Those of you who have a Kindle might have a refund coming your way, eventually. This is a result of a recent antitrust lawsuit settlement between Amazon and the ebook publishers that were named in the lawsuit: Hachette, HarperCollins, Macmillan, Penguin, and Simon & Schuster, and their many subsidiaries.
Amazon.com has started sending email to some of their customers to tell them that they may be eligible for a credit This specifically relates to ebooks that were purchased between April of 2010 and May of 2012 by the above mentioned publishers. Consumers might receive anywhere between $0.30 and $1.32 for each ebook they purchased during that time frame.
How much you get depends on a few things. First, you have to have purchased an ebook from Amazon during that time frame.
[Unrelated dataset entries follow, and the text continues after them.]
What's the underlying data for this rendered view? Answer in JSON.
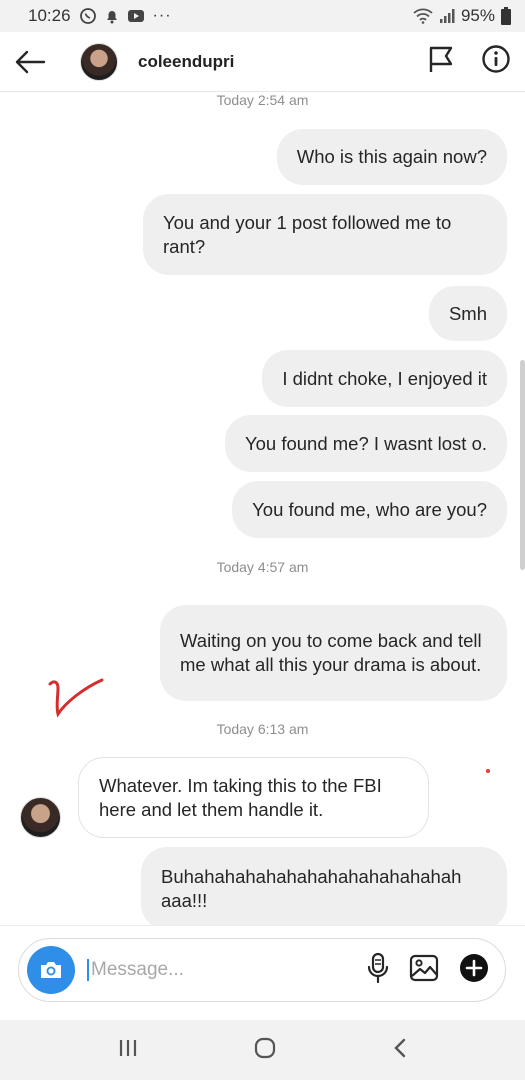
{
  "status_bar": {
    "time": "10:26",
    "battery": "95%",
    "overflow": "···"
  },
  "header": {
    "username": "coleendupri"
  },
  "messages": [
    {
      "type": "timestamp",
      "text": "Today 2:54 am"
    },
    {
      "type": "outgoing",
      "text": "Who is this again now?"
    },
    {
      "type": "outgoing",
      "text": "You and your 1 post followed me to rant?"
    },
    {
      "type": "outgoing",
      "text": "Smh"
    },
    {
      "type": "outgoing",
      "text": "I didnt choke, I enjoyed it"
    },
    {
      "type": "outgoing",
      "text": "You found me? I wasnt lost o."
    },
    {
      "type": "outgoing",
      "text": "You found me, who are you?"
    },
    {
      "type": "timestamp",
      "text": "Today 4:57 am"
    },
    {
      "type": "outgoing",
      "text": "Waiting on you to come back and tell me what all this your drama is about."
    },
    {
      "type": "timestamp",
      "text": "Today 6:13 am"
    },
    {
      "type": "incoming",
      "text": "Whatever. Im taking this to the FBI here and let them handle it."
    },
    {
      "type": "outgoing",
      "text": "Buhahahahahahahahahahahahahah aaa!!!"
    }
  ],
  "composer": {
    "placeholder": "Message..."
  },
  "colors": {
    "accent": "#2f8fe8",
    "outgoing_bubble": "#efefef",
    "annotation": "#d32f2f"
  },
  "icons": {
    "back": "arrow-left-icon",
    "flag": "flag-icon",
    "info": "info-icon",
    "camera": "camera-icon",
    "mic": "microphone-icon",
    "gallery": "image-icon",
    "add": "plus-circle-icon"
  }
}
The amount of refund you get depends upon if the book was on the New York Times Bestseller list when it was purchased. If so, you could be getting a $1.32 refund for that book. If not, you may be getting less, (as low as $0.30) as a refund for that particular book. If you bought a bunch of ebooks during the time frame the settlement specifies, you could be in for quite a refund.
Before you get too excited, realize that the refunds will not be made until after the courts approve of the settlements. That hearing is scheduled for February of 2013. In addition to Amazon.com, Apple and Barnes & Noble will also be issuing refunds (but the amount hasn’t been released as of yet). The refunds will come in the form of an account credit. It may also be possible for you to request your refund in the form of a check, instead.
It seems to me that most of the time, when lawsuits like these happen, consumers don’t end up receiving anything at all. It is interesting that this time, at least some people will be getting a credit.